Literature Circle: The True Story of the 3 Little Pigs

 
In honor of my most recent post on Literature Circles, I decided to share some pictures of a whole class literature circle I just finished with my class using the book  The True Story of the Three Little Pigs.

Aside from the fact that I think this book is a lot of fun, I chose this book because it fit perfectly with Unit 2, Week 2 of our Reading Wonders series stories "The Boy Who Cried Wolf" and "Wolf! Wolf!"      (a twist on the original Boy Who Cried Wolf). In order to fit it in, I opted for substituting the paired read for this text which is a twist on "The Three Little Pigs".  
To prepare for the literature circles, I made copies of the text and provided one copy to each student. Then, I read the text aloud with them and assigned roles. I allowed my students to vote on which roles they wanted to have. [Note: Up until this point, I had been introducing the different skills needed for the roles on a weekly basis based on the skill of the week specified on the pacing guide (i.e. making connections, asking and answering questions, identifying story elements, and researching a topic), but we had never put them all together.]
 For this particular literature circle  and text, I decided to use 5 roles:
Story Mapper, Connector, Literary Luminary, Discussion Director, and Researcher. Since I decided to use 5 roles I needed to divide my students into 5 groups. I have 23 students in my class so I divided the students into 3 groups of 5 students and 2 groups of 4 students. As I previously mentioned, the students were allowed to pick which role they wanted to perform for this text. Once students were divided into their groups, they worked together to complete their shared task.


Here are some pictures of students working in same role groups:

Word Wizards researching interesting or unfamiliar words
           

Researchers researching topics of their choice related to the text
Story Mappers working together to identify story elements

Discussion Directors discussing questions to ask their classmates
After students finished their shared task with their group, it was time for them to share their expert knowledge with each other using the jigsaw strategy. Using the jigsaw strategy, I picked one student from each group/role and created a new group of students. I explained jigsaw to them by comparing it to puzzle pieces, I explained that each of them held a piece of the "puzzle" or part of the story and each of them needed to share their piece in order to see/understand the whole picture or whole story.

Before the students began sharing, I went over the rules of Collaborative Conversation I picked up from my colleague More Time 2 Teach. Click {HERE} to download a FREE copy. 
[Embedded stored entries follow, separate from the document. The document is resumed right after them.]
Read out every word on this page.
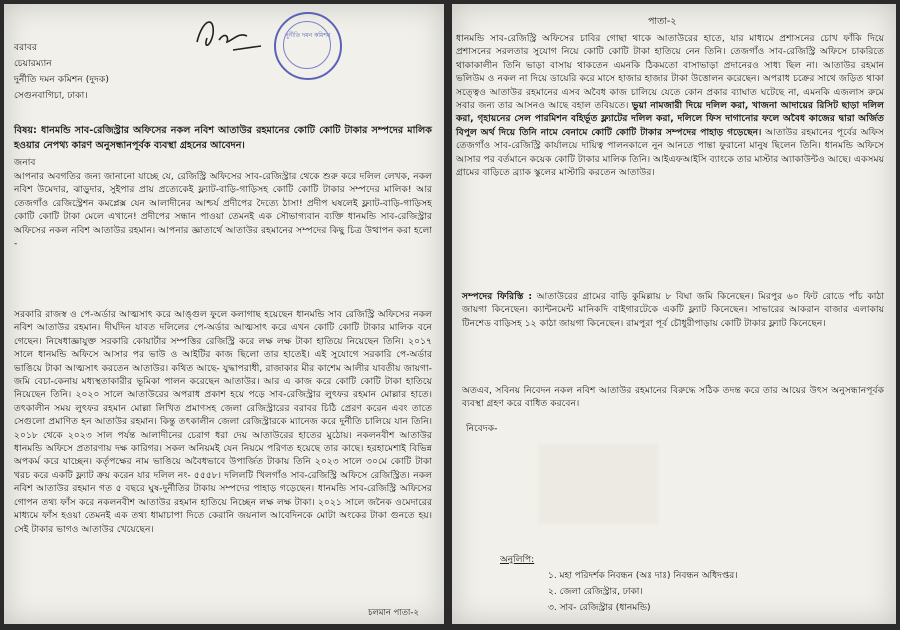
দুর্নীতি দমন কমিশন
বরাবর
চেয়ারম্যান
দুর্নীতি দমন কমিশন (দুদক)
সেগুনবাগিচা, ঢাকা।
বিষয়: ধানমন্ডি সাব-রেজিস্ট্রার অফিসের নকল নবিশ আতাউর রহমানের কোটি কোটি টাকার সম্পদের মালিক হওয়ার নেপথ্য কারণ অনুসন্ধানপূর্বক ব্যবস্থা গ্রহনের আবেদন।
জনাব

আপনার অবগতির জন্য জানানো যাচ্ছে যে, রেজিস্ট্রি অফিসের সাব-রেজিস্ট্রার থেকে শুরু করে দলিল লেখক, নকল নবিশ উমেদার, ঝাড়ুদার, সুইপার প্রায় প্রত্যেকেই ফ্ল্যাট-বাড়ি-গাড়িসহ কোটি কোটি টাকার সম্পদের মালিক! আর তেজগাঁও রেজিস্ট্রেশন কমপ্লেক্স যেন আলাদীনের আশ্চর্য প্রদীপের দৈত্যে ঠাসা! প্রদীপ ঘষলেই ফ্ল্যাট-বাড়ি-গাড়িসহ কোটি কোটি টাকা মেলে এখানে! প্রদীপের সন্ধান পাওয়া তেমনই এক সৌভাগ্যবান ব্যক্তি ধানমন্ডি সাব-রেজিস্ট্রার অফিসের নকল নবিশ আতাউর রহমান। আপনার জ্ঞাতার্থে আতাউর রহমানের সম্পদের কিছু চিত্র উত্থাপন করা হলো -

সরকারি রাজস্ব ও পে-অর্ডার আত্মসাৎ করে আঙ্গুল ফুলে কলাগাছ হয়েছেন ধানমন্ডি সাব রেজিস্ট্রি অফিসের নকল নবিশ আতাউর রহমান। দীর্ঘদিন যাবত দলিলের পে-অর্ডার আত্মসাৎ করে এখন কোটি কোটি টাকার মালিক বনে গেছেন। নিষেধাজ্ঞাযুক্ত সরকারি কোয়ার্টার সম্পত্তির রেজিস্ট্রি করে লক্ষ লক্ষ টাকা হাতিয়ে নিয়েছেন তিনি। ২০১৭ সালে ধানমন্ডি অফিসে আসার পর ভাউ ও আইটির কাজ ছিলো তার হাতেই। এই সুযোগে সরকারি পে-অর্ডার ভাঙিয়ে টাকা আত্মসাৎ করতেন আতাউর। কথিত আছে- যুদ্ধাপরাধী, রাজাকার মীর কাশেম আলীর যাবতীয় জায়গা-জমি বেচা-কেনায় মধ্যস্থতাকারীর ভূমিকা পালন করেছেন আতাউর। আর এ কাজ করে কোটি কোটি টাকা হাতিয়ে নিয়েছেন তিনি। ২০২০ সালে আতাউরের অপরাধ প্রকাশ হয়ে পড়ে সাব-রেজিস্ট্রার লুৎফর রহমান মোল্লার হাতে। তৎকালীন সময় লুৎফর রহমান মোল্লা লিখিত প্রমাণসহ জেলা রেজিস্ট্রারের বরাবর চিঠি প্রেরণ করেন এবং তাতে সেগুলো প্রমাণিত হন আতাউর রহমান। কিন্তু তৎকালীন জেলা রেজিস্ট্রারকে ম্যানেজ করে দুর্নীতি চালিয়ে যান তিনি। ২০১৮ থেকে ২০২৩ সাল পর্যন্ত আলাদীনের চেরাগ ধরা দেয় আতাউরের হাতের মুঠোয়। নকলনবীশ আতাউর ধানমন্ডি অফিসে প্রতারণায় দক্ষ কারিগর। সকল অনিয়মই যেন নিয়মে পরিণত হয়েছে তার কাছে। হরহামেশাই বিভিন্ন অপকর্ম করে যাচ্ছেন। কর্তৃপক্ষের নাম ভাঙিয়ে অবৈধভাবে উপার্জিত টাকায় তিনি ২০২৩ সালে ৩০মে কোটি টাকা খরচ করে একটি ফ্ল্যাট ক্রয় করেন যার দলিল নং- ৫৫৫৮। দলিলটি খিলগাঁও সাব-রেজিস্ট্রি অফিসে রেজিস্ট্রিত। নকল নবিশ আতাউর রহমান গত ৫ বছরে ঘুষ-দুর্নীতির টাকায় সম্পদের পাহাড় গড়েছেন। ধানমন্ডি সাব-রেজিস্ট্রি অফিসের গোপন তথ্য ফাঁস করে নকলনবীশ আতাউর রহমান হাতিয়ে নিচ্ছেন লক্ষ লক্ষ টাকা। ২০২১ সালে জনৈক ওমেদারের মাধ্যমে ফাঁস হওয়া তেমনই এক তথ্য ধামাচাপা দিতে কেরানি জয়নাল আবেদিনকে মোটা অংকের টাকা গুনতে হয়। সেই টাকার ভাগও আতাউর খেয়েছেন।

চলমান পাতা-২
পাতা-২

ধানমন্ডি সাব-রেজিস্ট্রি অফিসের চাবির গোছা থাকে আতাউরের হাতে, যার মাধ্যমে প্রশাসনের চোখ ফাঁকি দিয়ে প্রশাসনের সরলতার সুযোগ নিয়ে কোটি কোটি টাকা হাতিয়ে নেন তিনি। তেজগাঁও সাব-রেজিস্ট্রি অফিসে চাকরিতে থাকাকালীন তিনি ভাড়া বাসায় থাকতেন এমনকি ঠিকমতো বাসাভাড়া প্রদানেরও সাধ্য ছিল না। আতাউর রহমান ভলিউম ও নকল না দিয়ে ডায়েরি করে মাসে হাজার হাজার টাকা উত্তোলন করেছেন। অপরাধ চক্রের সাথে জড়িত থাকা সত্ত্বেও আতাউর রহমানের এসব অবৈধ কাজ চালিয়ে যেতে কোন প্রকার ব্যাঘাত ঘটেছে না, এমনকি এজলাস রুমে সবার জন্য তার আসনও আছে বহাল তবিয়তে। ভুয়া নামজারী দিয়ে দলিল করা, খাজনা আদায়ের রিসিট ছাড়া দলিল করা, গৃহায়নের সেল পারমিশন বহির্ভূত ফ্ল্যাটের দলিল করা, দলিলে ফিস দাগানোর ফলে অবৈধ কাজের দ্বারা অর্জিত বিপুল অর্থ দিয়ে তিনি নামে বেনামে কোটি কোটি টাকার সম্পদের পাহাড় গড়েছেন। আতাউর রহমানের পূর্বের অফিস তেজগাঁও সাব-রেজিস্ট্রি কার্যালয়ে দায়িত্ব পালনকালে নুন আনতে পান্তা ফুরানো মানুষ ছিলেন তিনি। ধানমন্ডি অফিসে আসার পর বর্তমানে কয়েক কোটি টাকার মালিক তিনি। আইএফআইসি ব্যাংকে তার মাস্টার অ্যাকাউন্টও আছে। একসময় গ্রামের বাড়িতে ব্র্যাক স্কুলের মাস্টারি করতেন আতাউর।

সম্পদের ফিরিস্তি : আতাউরের গ্রামের বাড়ি কুমিল্লায় ৮ বিঘা জমি কিনেছেন। মিরপুর ৬০ ফিট রোডে পাঁচ কাঠা জায়গা কিনেছেন। ক্যান্টনমেন্ট মানিকদি বাইগারটেকে একটি ফ্ল্যাট কিনেছেন। সাভারের আকরান বাজার এলাকায় টিনশেড বাড়িসহ ১২ কাঠা জায়গা কিনেছেন। রামপুরা পূর্ব চৌধুরীপাড়ায় কোটি টাকার ফ্ল্যাট কিনেছেন।

অতএব, সবিনয় নিবেদন নকল নবিশ আতাউর রহমানের বিরুদ্ধে সঠিক তদন্ত করে তার আয়ের উৎস অনুসন্ধানপূর্বক ব্যবস্থা গ্রহণ করে বাধিত করবেন।

নিবেদক-
অনুলিপি:
১. মহা পরিদর্শক নিবন্ধন (অঃ দাঃ) নিবন্ধন অধিদপ্তর।
২. জেলা রেজিস্ট্রার, ঢাকা।
৩. সাব- রেজিস্ট্রার (ধানমন্ডি)
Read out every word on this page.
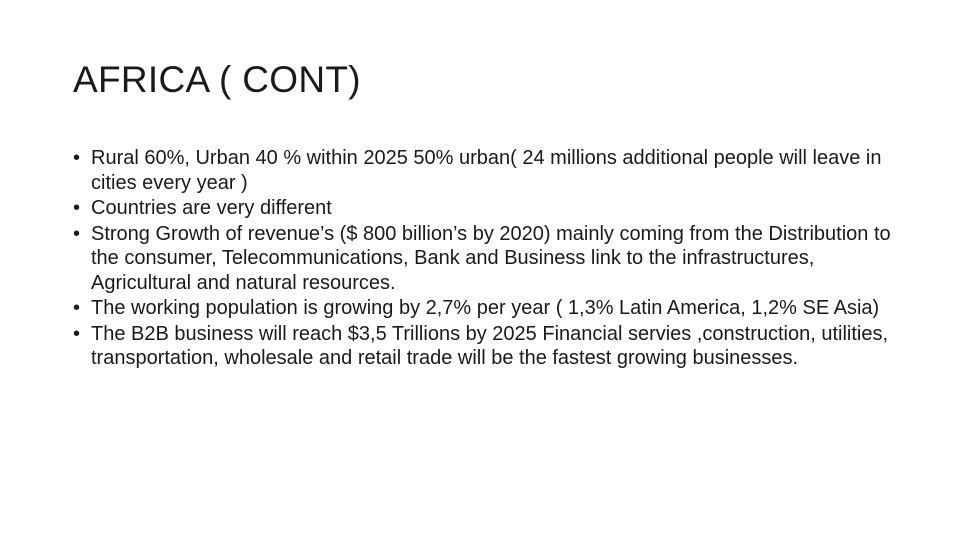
AFRICA ( CONT)
• Rural 60%, Urban 40 % within 2025 50% urban( 24 millions additional people will leave in cities every year )
• Countries are very different
• Strong Growth of revenue’s ($ 800 billion’s by 2020) mainly coming from the Distribution to the consumer, Telecommunications, Bank and Business link to the infrastructures, Agricultural and natural resources.
• The working population is growing by 2,7% per year ( 1,3% Latin America, 1,2% SE Asia)
• The B2B business will reach $3,5 Trillions by 2025 Financial servies ,construction, utilities, transportation, wholesale and retail trade will be the fastest growing businesses.
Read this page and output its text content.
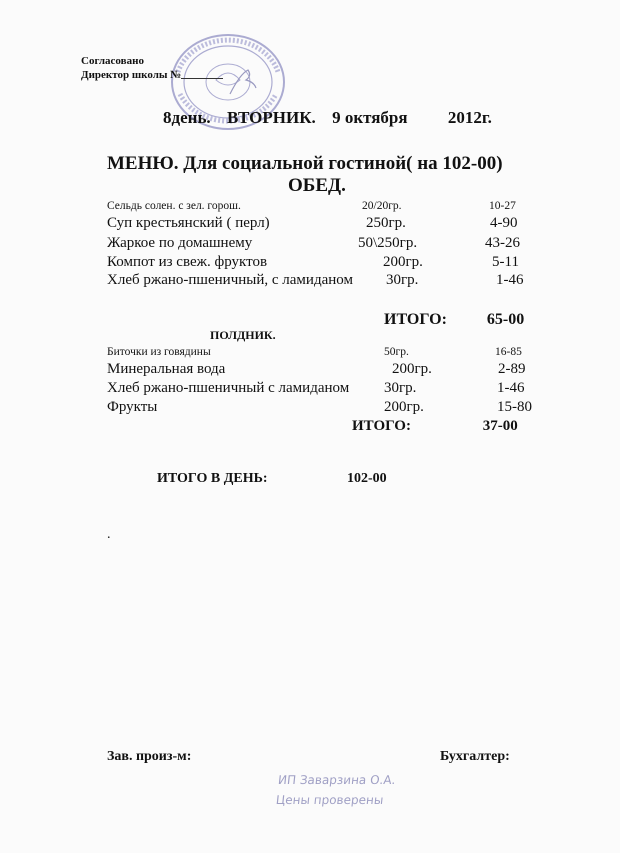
Согласовано
Директор школы №
8день. ВТОРНИК. 9 октября 2012г.
МЕНЮ. Для социальной гостиной( на 102-00)
ОБЕД.
Сельдь солен. с зел. горош.	20/20гр.	10-27
Суп крестьянский ( перл)	250гр.	4-90
Жаркое по домашнему	50\250гр.	43-26
Компот из свеж. фруктов	200гр.	5-11
Хлеб ржано-пшеничный, с ламиданом 30гр.	1-46
ИТОГО:	65-00
ПОЛДНИК.
Биточки из говядины	50гр.	16-85
Минеральная вода	200гр.	2-89
Хлеб ржано-пшеничный с ламиданом 30гр.	1-46
Фрукты	200гр.	15-80
ИТОГО:	37-00
ИТОГО В ДЕНЬ:	102-00
.
Зав. произ-м:	Бухгалтер:
ИП Заварзина О.А.
Цены проверены
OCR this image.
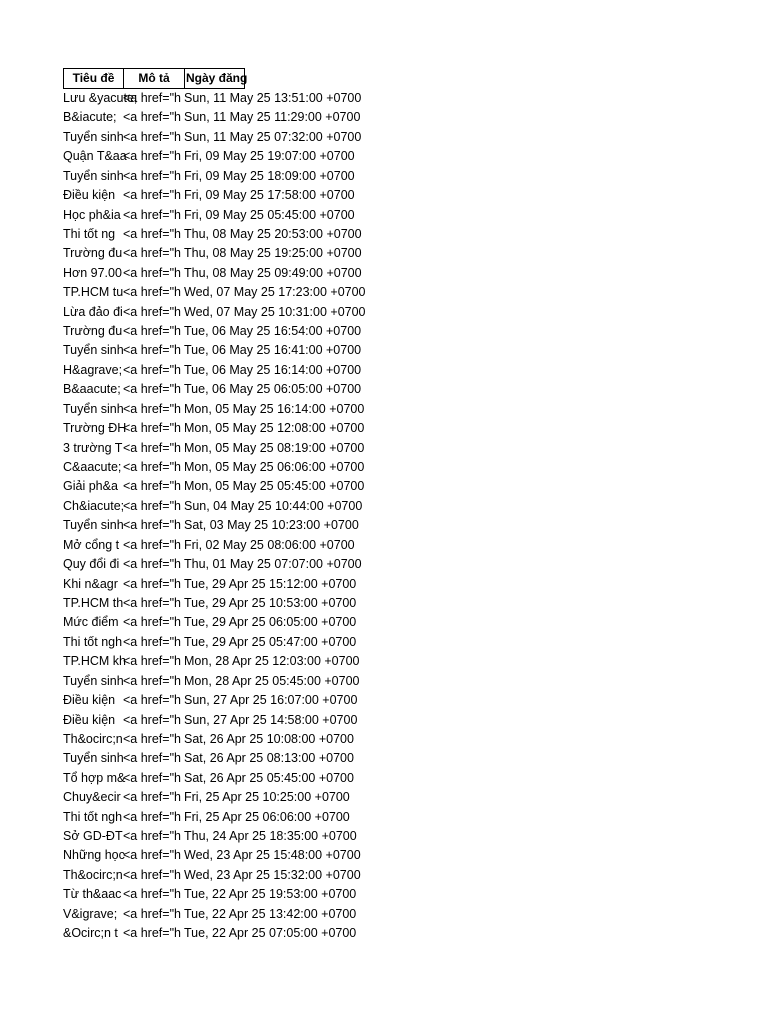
Tiêu đề	Mô tả	Ngày đăng
Lưu &yacute;
<a href="h Sun, 11 May 25 13:51:00 +0700
B&iacute; <a href="h Sun, 11 May 25 11:29:00 +0700
Tuyển sinh <a href="h Sun, 11 May 25 07:32:00 +0700
Quận T&aa
<a href="h Fri, 09 May 25 19:07:00 +0700
Tuyển sinh <a href="h Fri, 09 May 25 18:09:00 +0700
Điều kiện <a href="h Fri, 09 May 25 17:58:00 +0700
Học ph&ia <a href="h Fri, 09 May 25 05:45:00 +0700
Thi tốt ng <a href="h Thu, 08 May 25 20:53:00 +0700
Trường đu <a href="h Thu, 08 May 25 19:25:00 +0700
Hơn 97.00 <a href="h Thu, 08 May 25 09:49:00 +0700
TP.HCM tu <a href="h Wed, 07 May 25 17:23:00 +0700
Lừa đảo đi <a href="h Wed, 07 May 25 10:31:00 +0700
Trường đu <a href="h Tue, 06 May 25 16:54:00 +0700
Tuyển sinh <a href="h Tue, 06 May 25 16:41:00 +0700
H&agrave; <a href="h Tue, 06 May 25 16:14:00 +0700
B&aacute; <a href="h Tue, 06 May 25 06:05:00 +0700
Tuyển sinh <a href="h Mon, 05 May 25 16:14:00 +0700
Trường ĐH
<a href="h Mon, 05 May 25 12:08:00 +0700
3 trường T <a href="h Mon, 05 May 25 08:19:00 +0700
C&aacute; <a href="h Mon, 05 May 25 06:06:00 +0700
Giải ph&a <a href="h Mon, 05 May 25 05:45:00 +0700
Ch&iacute;
<a href="h Sun, 04 May 25 10:44:00 +0700
Tuyển sinh <a href="h Sat, 03 May 25 10:23:00 +0700
Mở cổng t <a href="h Fri, 02 May 25 08:06:00 +0700
Quy đổi đi <a href="h Thu, 01 May 25 07:07:00 +0700
Khi n&agr <a href="h Tue, 29 Apr 25 15:12:00 +0700
TP.HCM th <a href="h Tue, 29 Apr 25 10:53:00 +0700
Mức điểm <a href="h Tue, 29 Apr 25 06:05:00 +0700
Thi tốt ngh <a href="h Tue, 29 Apr 25 05:47:00 +0700
TP.HCM kh
<a href="h Mon, 28 Apr 25 12:03:00 +0700
Tuyển sinh <a href="h Mon, 28 Apr 25 05:45:00 +0700
Điều kiện <a href="h Sun, 27 Apr 25 16:07:00 +0700
Điều kiện <a href="h Sun, 27 Apr 25 14:58:00 +0700
Th&ocirc;n <a href="h Sat, 26 Apr 25 10:08:00 +0700
Tuyển sinh <a href="h Sat, 26 Apr 25 08:13:00 +0700
Tổ hợp m&
<a href="h Sat, 26 Apr 25 05:45:00 +0700
Chuy&ecir <a href="h Fri, 25 Apr 25 10:25:00 +0700
Thi tốt ngh <a href="h Fri, 25 Apr 25 06:06:00 +0700
Sở GD-ĐT <a href="h Thu, 24 Apr 25 18:35:00 +0700
Những học
<a href="h Wed, 23 Apr 25 15:48:00 +0700
Th&ocirc;n <a href="h Wed, 23 Apr 25 15:32:00 +0700
Từ th&aac <a href="h Tue, 22 Apr 25 19:53:00 +0700
V&igrave; <a href="h Tue, 22 Apr 25 13:42:00 +0700
&Ocirc;n t <a href="h Tue, 22 Apr 25 07:05:00 +0700
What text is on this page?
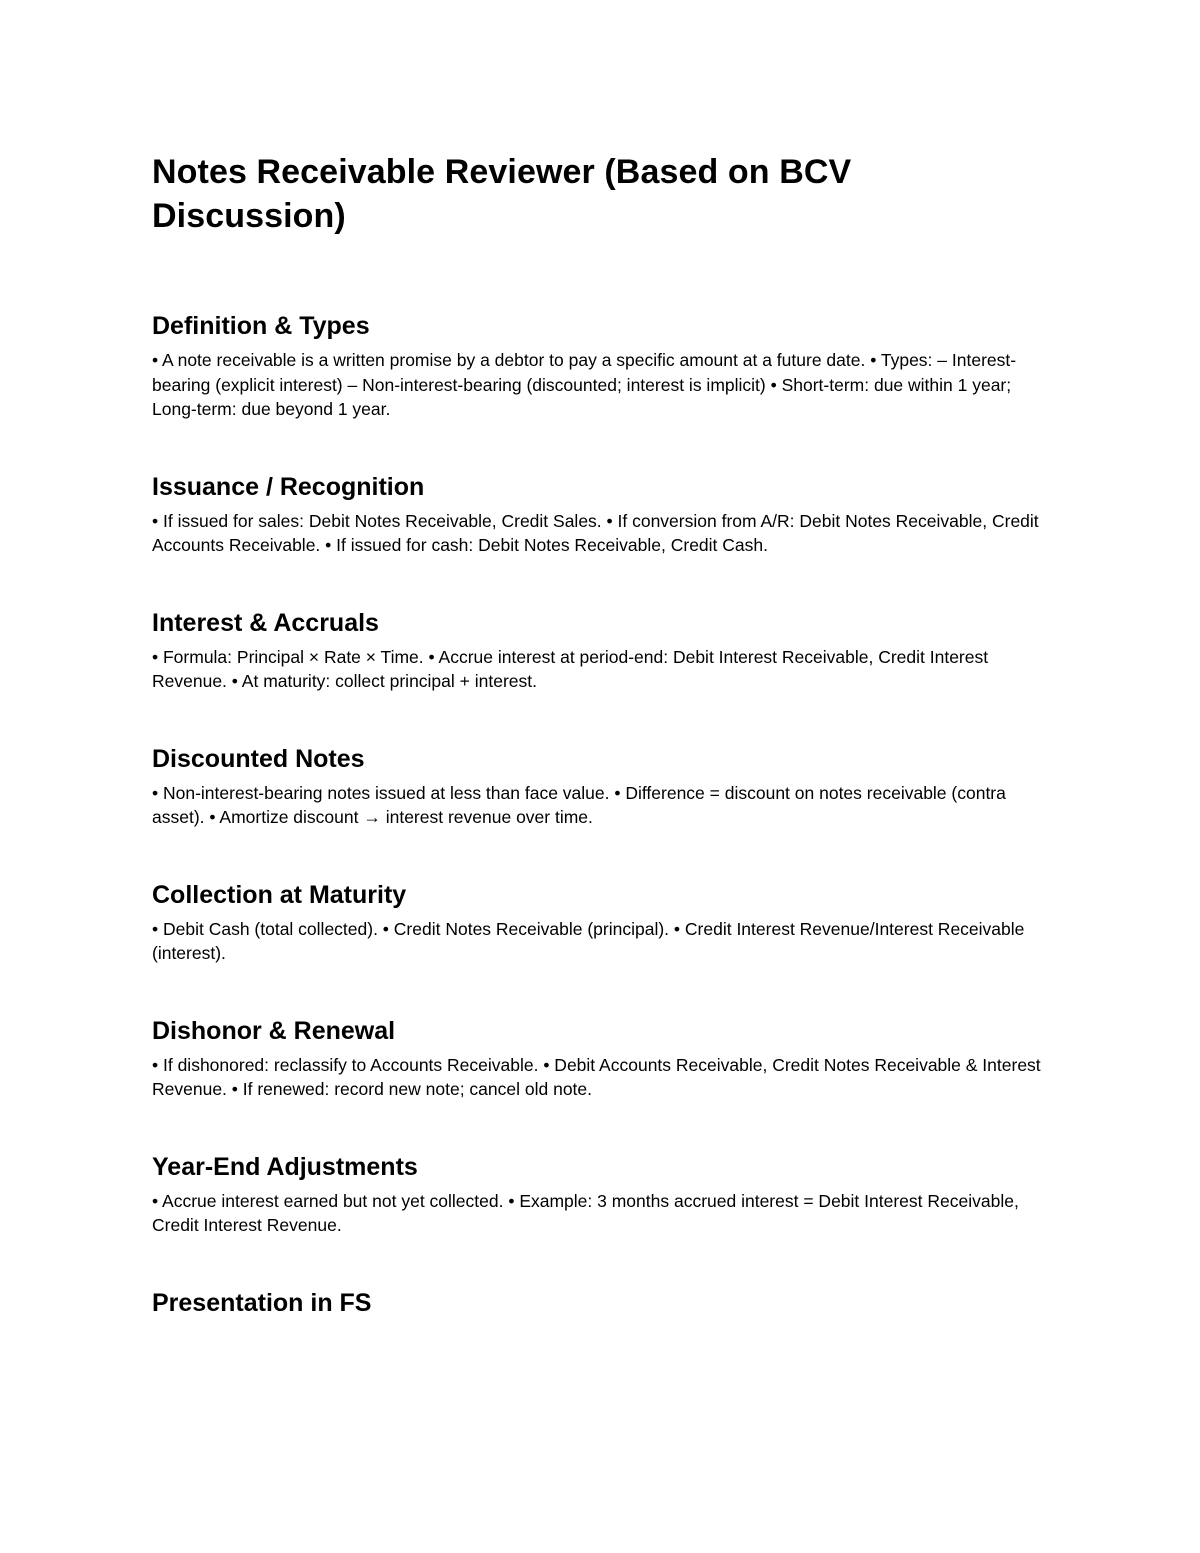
Notes Receivable Reviewer (Based on BCV Discussion)
Definition & Types

• A note receivable is a written promise by a debtor to pay a specific amount at a future date. • Types: – Interest-bearing (explicit interest) – Non-interest-bearing (discounted; interest is implicit) • Short-term: due within 1 year; Long-term: due beyond 1 year.

Issuance / Recognition

• If issued for sales: Debit Notes Receivable, Credit Sales. • If conversion from A/R: Debit Notes Receivable, Credit Accounts Receivable. • If issued for cash: Debit Notes Receivable, Credit Cash.

Interest & Accruals

• Formula: Principal × Rate × Time. • Accrue interest at period-end: Debit Interest Receivable, Credit Interest Revenue. • At maturity: collect principal + interest.

Discounted Notes

• Non-interest-bearing notes issued at less than face value. • Difference = discount on notes receivable (contra asset). • Amortize discount → interest revenue over time.

Collection at Maturity

• Debit Cash (total collected). • Credit Notes Receivable (principal). • Credit Interest Revenue/Interest Receivable (interest).

Dishonor & Renewal

• If dishonored: reclassify to Accounts Receivable. • Debit Accounts Receivable, Credit Notes Receivable & Interest Revenue. • If renewed: record new note; cancel old note.

Year-End Adjustments

• Accrue interest earned but not yet collected. • Example: 3 months accrued interest = Debit Interest Receivable, Credit Interest Revenue.

Presentation in FS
These rules are a great reminder for students on how to behave when sharing or collaborating with their classmates. The students did a great job of following them, however, one rule I found myself having to remind students was to respond with a question or comment. As I walked around to observe the different groups, I noticed several students just reading their responses from their worksheets and moving on to the next person to read. So, I stopped the class for a minute to reiterate the importance of responding to each person with a comment or question and I also sat in with the different groups and modeled or prompted them to ask questions so they could see how doing so promotes more conversation. The students quickly picked up on it and were more consistent about responding to their classmates. Overall, I couldn't be happier with the way they participated and shared with each other being that this was their first time working in the whole group literature circles. I am sure as we continue to engage in literature circles throughout the year it will become second nature to them. 

Here are some pictures of the students working in mixed groups (jigsaw):

Students collaborating to share the information they discovered in their different roles




I hope you have enjoyed reading about our adventures with literature circles. If you don't already implement them in your classroom, I encourage you to do so. Not only do the students love engaging in literature circles, but they empower students to create their own understanding of text and become independent readers.